Software & Data Management
Control and data reduction are performed using Andor’s Solis Spectroscopy Software (Windows-based), which provides real-time spectral preview, multi-region-of-interest (ROI) extraction, background subtraction, intensity normalization, and peak centroiding with sub-pixel accuracy. Raw FITS and HDF5 export formats ensure compatibility with third-party analysis pipelines (e.g., Python/SciPy, MATLAB, Igor Pro, or LabVIEW). The Mechelle 5000 also supports direct integration via Andor’s Software Development Kit (SDK), enabling custom automation in Python, C++, or .NET environments. All acquired spectra retain embedded metadata—including exposure time, detector temperature, grating position (fixed), and calibration timestamp—facilitating traceability and batch processing in regulated analytical workflows.
Applications
- Atomic emission spectroscopy (AES) for elemental analysis in metallurgy, geology, and semiconductor process monitoring
- Laser-induced breakdown spectroscopy (LIBS) for rapid in-situ material identification and mapping
- Astronomical spectroscopy for stellar classification and radial velocity measurements using small-to-medium aperture telescopes
- Plasma diagnostics in fusion research and industrial plasma etching chambers
- Environmental monitoring of trace gas emissions via UV-Vis absorption or fluorescence signatures
- Time-resolved spectroscopy in pump-probe experiments when synchronized with ultrafast laser systems (via TTL trigger inputs)
FAQ
Does the Mechelle 5000 require wavelength recalibration between experiments?
No—its fixed echelle configuration and thermally stable mechanical design eliminate routine recalibration. A single NIST-traceable calibration suffices for extended operation; optional daily reference lamp checks are supported via software.

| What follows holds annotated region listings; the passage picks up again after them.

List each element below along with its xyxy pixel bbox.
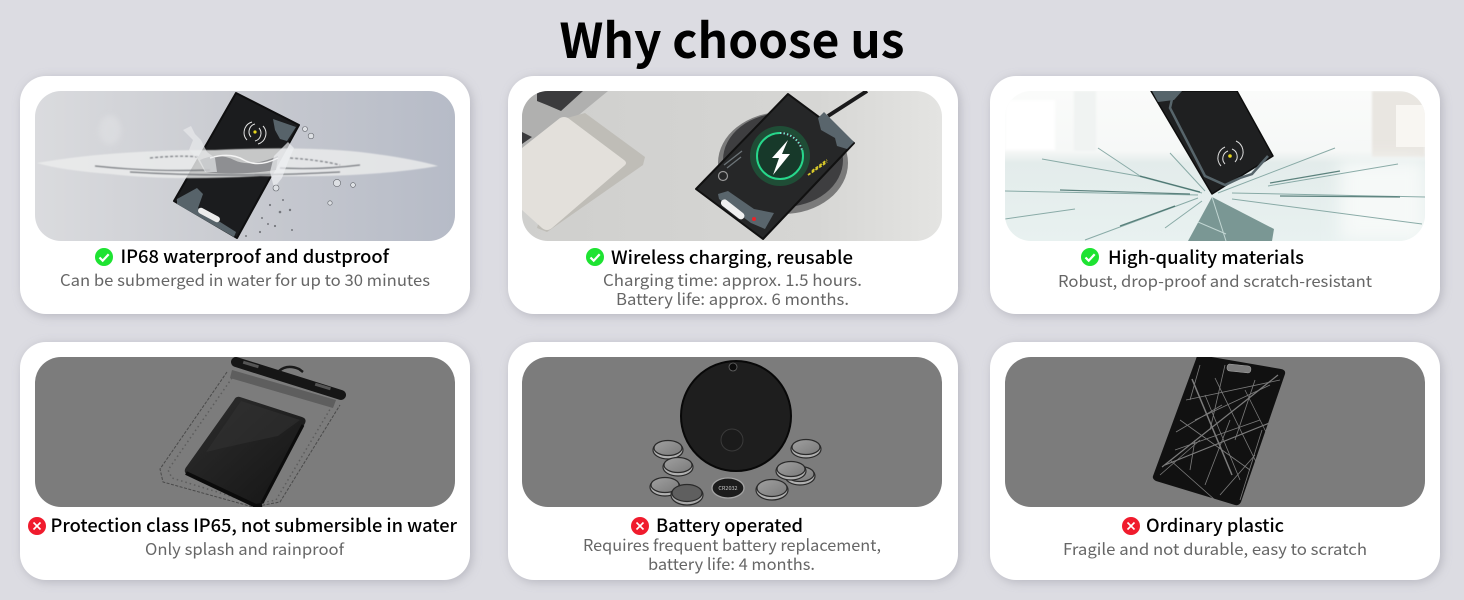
description: Robust, drop-proof and scratch-resistant [1058,268,1372,292]
panel: IP65 pouch [20,342,470,580]
heading: Wireless charging, reusable [611,244,853,270]
description: Only splash and rainproof [145,536,345,560]
description: Can be submerged in water for up to 30 minutes [60,267,430,291]
description [583,532,881,575]
description: Fragile and not durable, easy to scratch [1063,536,1367,560]
icon: green check [586,248,604,266]
heading: Battery operated [656,512,803,538]
icon: red cross [28,517,46,535]
image: tracker with coin batteries: CR2032 [718,484,738,492]
icon: green check [95,248,113,266]
icon: red cross [631,517,649,535]
description [603,267,862,310]
heading: Protection class IP65, not submersible in water [50,512,458,538]
heading: High-quality materials [1108,244,1304,270]
panel: battery operated [508,342,958,580]
icon: green check [1081,248,1099,266]
image: scratched plastic card [1005,355,1425,507]
panel: wireless charging [508,76,958,314]
heading: IP68 waterproof and dustproof [120,243,390,269]
heading: Ordinary plastic [1146,512,1284,538]
image: device in waterproof pouch [35,357,455,507]
image: card on wireless charger [522,91,942,241]
icon: red cross [1122,517,1140,535]
description: Battery life: approx. 6 months. [616,286,849,310]
image: tracker with coin batteries [522,357,942,507]
description: Requires frequent battery replacement, [583,532,881,556]
image: card splashing in water [35,91,455,241]
image: card cracking glass [1005,91,1425,241]
panel: ordinary plastic [990,342,1440,580]
panel: high-quality materials [990,76,1440,314]
description: Charging time: approx. 1.5 hours. [603,267,862,291]
panel: IP68 waterproof [20,76,470,314]
title: Why choose us [560,2,904,72]
description: battery life: 4 months. [648,551,815,575]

Can the Mechelle 5000 be used with pulsed light sources such as Q-switched lasers?
Yes. With external TTL triggering and sub-microsecond electronic shutter control (via detector gating), it supports time-gated spectral acquisition down to nanosecond-scale windows when paired with Andor iStar intensified detectors.
Is fiber coupling standardized, and what is the typical throughput efficiency?
The system accepts SMA905-terminated fibers with 0.22 NA; throughput depends on fiber core size and alignment but typically exceeds 65% across 350–800 nm with a 50 µm slit and 100 µm fiber core.
How is spectral stray light managed in the echelle design?
Stray light suppression is achieved through multi-stage baffling, optimized grating blaze matching, and order-sorting filters mounted directly in the collimated beam path—ensuring < 1×10⁻⁴ stray light rejection at ±5 nm from strong emission lines.